Ela fala alto, como de costume. O dedo em riste e os olhos fumegando. O motivo? Talvez a toalha na cama, ou as dívidas de jogo. São muitas possibilidades para um mesmo fim. Não tiro sua razão, como ela me tira a justificativa. Escuto. Dois ouvidos bem ativos e uma boca selada me contemplam nesse momento. Em algum lugar de mim, ouço a voz que me chama de covarde. Aquele ser demoníaco que todos carregamos logo abaixo do pulmão, que vez por outra nos acende uma fogueira no peito. Foi bem o que ele fez. Ateou-me fogo por dentro, mas minha boca não abriu. As chamas me consumiam, mas calei. Abrir a boca, naquele instante, seria baforar as labaredas que nos consumiriam ainda mais.

Diante do meu silêncio, ela parou. Ainda estava furiosa, claro, e queria me ver também da mesma forma. Chutou minha caixa de papéis, que já estava tímida na quina do quarto. A conta de luz pousou no chão, enquanto eu engolia a fumaça das minhas chamas secretas. Olhamos um para o outro.

Ela era a fúria que eu odiava, eu era o silêncio que lhe causava repulsa. Dois estranhos.

Quando ela me perguntou se eu não ia falar nada, consegui abrir a boca. Língua, dentes, lábios, prontos para vomitar um texto de mil palavras, mas tudo que me saiu pela garganta foi um fôlego trôpego, uma expiração de cansaço. Cansado. Era exatamente isso que traduzia minha redação não lida.
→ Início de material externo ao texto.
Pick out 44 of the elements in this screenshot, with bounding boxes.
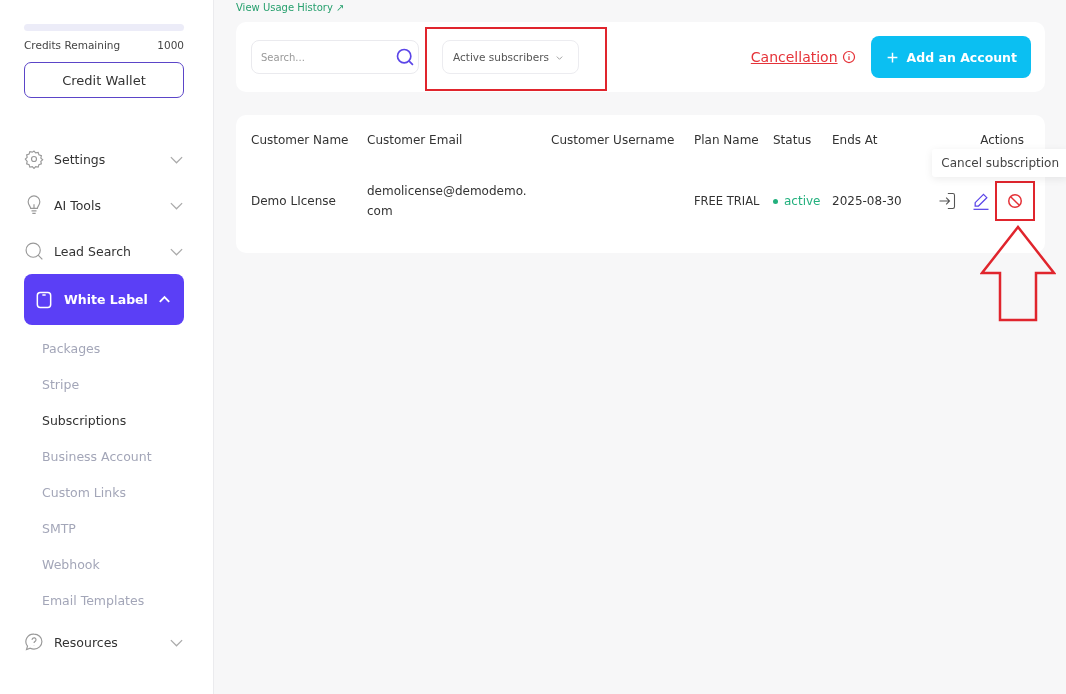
column-header: Plan Name (694, 133, 760, 147)
submenu-item[interactable]: Subscriptions (42, 403, 184, 439)
column-header: Status (773, 133, 813, 147)
plus-icon (885, 50, 899, 64)
info-icon (841, 50, 856, 64)
column-header: Actions (979, 133, 1025, 147)
tooltip: Cancel subscription (932, 149, 1066, 177)
search-icon (395, 47, 415, 67)
credits-value: 1000 (157, 39, 184, 51)
table-cell-text: FREE TRIAL (694, 194, 761, 208)
gear-icon (24, 149, 44, 169)
cancellation-link[interactable]: Cancellation (750, 49, 838, 65)
column-header: Customer Email (367, 133, 464, 147)
submenu-item[interactable]: Stripe (42, 367, 184, 403)
search-icon (24, 241, 44, 261)
column-header: Customer Name (251, 133, 350, 147)
submenu-item[interactable]: Custom Links (42, 475, 184, 511)
sidebar-item[interactable]: Resources (24, 619, 184, 665)
column-header: Ends At (832, 133, 879, 147)
status-text: active (784, 194, 821, 208)
filter-dropdown[interactable]: Active subscribers (442, 40, 579, 74)
pencil-icon (971, 191, 991, 211)
sidebar-item[interactable]: White Label (24, 274, 184, 325)
credit-wallet-button[interactable]: Credit Wallet (24, 62, 184, 98)
help-icon (24, 632, 44, 652)
submenu-item[interactable]: Webhook (42, 547, 184, 583)
prohibited-icon (1005, 191, 1025, 211)
login-icon (937, 191, 957, 211)
usage-history-link[interactable]: View Usage History ↗ (236, 2, 1045, 16)
submenu-item[interactable]: Email Templates (42, 583, 184, 619)
table-cell-text: 2025-08-30 (832, 194, 903, 208)
table-cell-text: demolicense@demodemo. com (367, 183, 528, 220)
status-dot (773, 198, 778, 204)
search-field[interactable]: Search... (251, 40, 419, 74)
sidebar-item[interactable]: Settings (24, 136, 184, 182)
table-cell-text: Demo LIcense (251, 194, 337, 208)
submenu-item[interactable]: Packages (42, 331, 184, 367)
sidebar-item[interactable]: AI Tools (24, 182, 184, 228)
submenu-item[interactable]: Business Account (42, 439, 184, 475)
sidebar-item[interactable]: Lead Search (24, 228, 184, 274)
square-icon (34, 289, 54, 310)
column-header: Customer Username (551, 133, 676, 147)
submenu-item[interactable]: SMTP (42, 511, 184, 547)
credits-label: Credits Remaining (24, 39, 121, 51)
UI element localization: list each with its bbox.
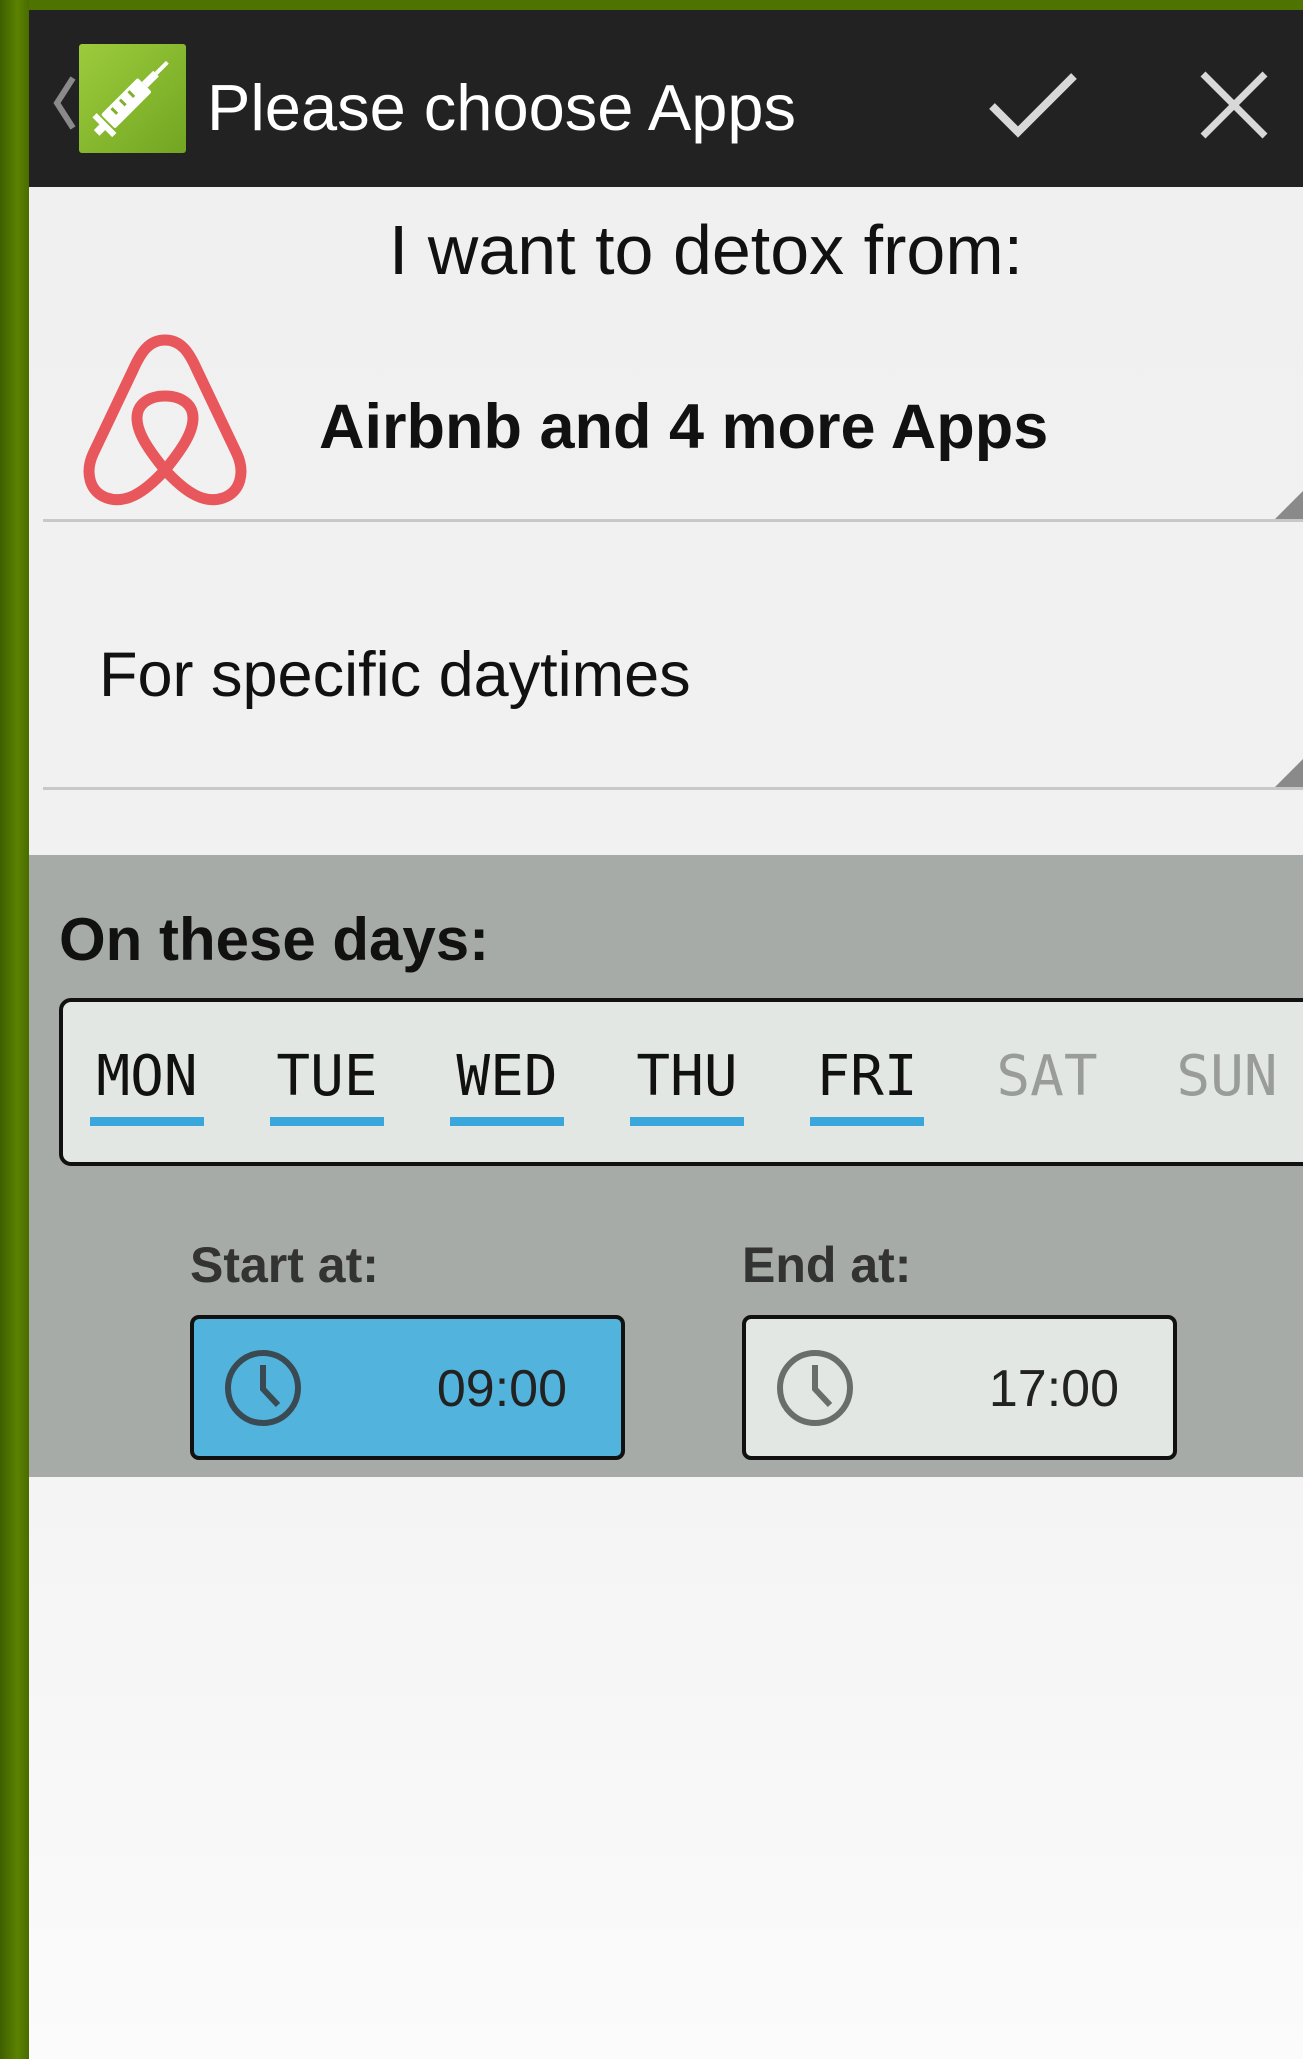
day-toggle-sun[interactable]: SUN (1167, 1042, 1287, 1122)
days-heading: On these days: (59, 906, 490, 973)
schedule-panel: On these days: MON TUE WED THU FRI SAT S… (29, 855, 1303, 1477)
mode-label: For specific daytimes (99, 640, 691, 710)
day-label: FRI (816, 1044, 918, 1109)
airbnb-logo (83, 334, 247, 506)
device-frame-left (0, 0, 29, 2059)
day-toggle-thu[interactable]: THU (627, 1042, 747, 1126)
detox-heading: I want to detox from: (388, 211, 1024, 289)
day-label: SAT (996, 1044, 1098, 1109)
selected-indicator (630, 1117, 744, 1126)
clock-icon (225, 1350, 301, 1426)
day-toggle-wed[interactable]: WED (447, 1042, 567, 1126)
action-bar: Please choose Apps (29, 10, 1303, 187)
selected-indicator (90, 1117, 204, 1126)
syringe-icon[interactable] (79, 44, 186, 153)
start-time-button[interactable]: 09:00 (190, 1315, 625, 1460)
end-time-button[interactable]: 17:00 (742, 1315, 1177, 1460)
selected-indicator (450, 1117, 564, 1126)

Nesses momentos, quando tudo que poderia ser dito soa repetitivo, o próprio corpo cansa. Não quer falar, não aceita debater. Apenas cala, como quem diz “chega”. Olhei nos olhos dela e esperei que me lesse, porque já tínhamos intimidade para isso. O que eu falei estava no ar, pairando invisível, dançando entre as cortinas, ondulando entre a louça no escorredor de pratos e os lençóis na cama mal forrada. Estava tudo ali, no nosso lugar, no nosso espaço, nela. Minhas palavras estavam escritas na pele daquela desconhecida, uma tatuagem cursiva, delicada, com pedidos de paz e declarações de amor.

Apenas saí de casa e deixei ali as palavras. Até hoje são sua companhia, e a acusam de toda a culpa do fim, embora eu as reprima por tamanha responsabilidade. Erramos os dois.

Hoje sigo em silêncio, porque as palavras deixei com ela. Estou indisposto para falar novamente, para ouvir de novo. Sigo feliz no zumbido calmo de quem não tem o que replicar, de quem só canta e assobia a solidão bem-vinda que a liberdade traz.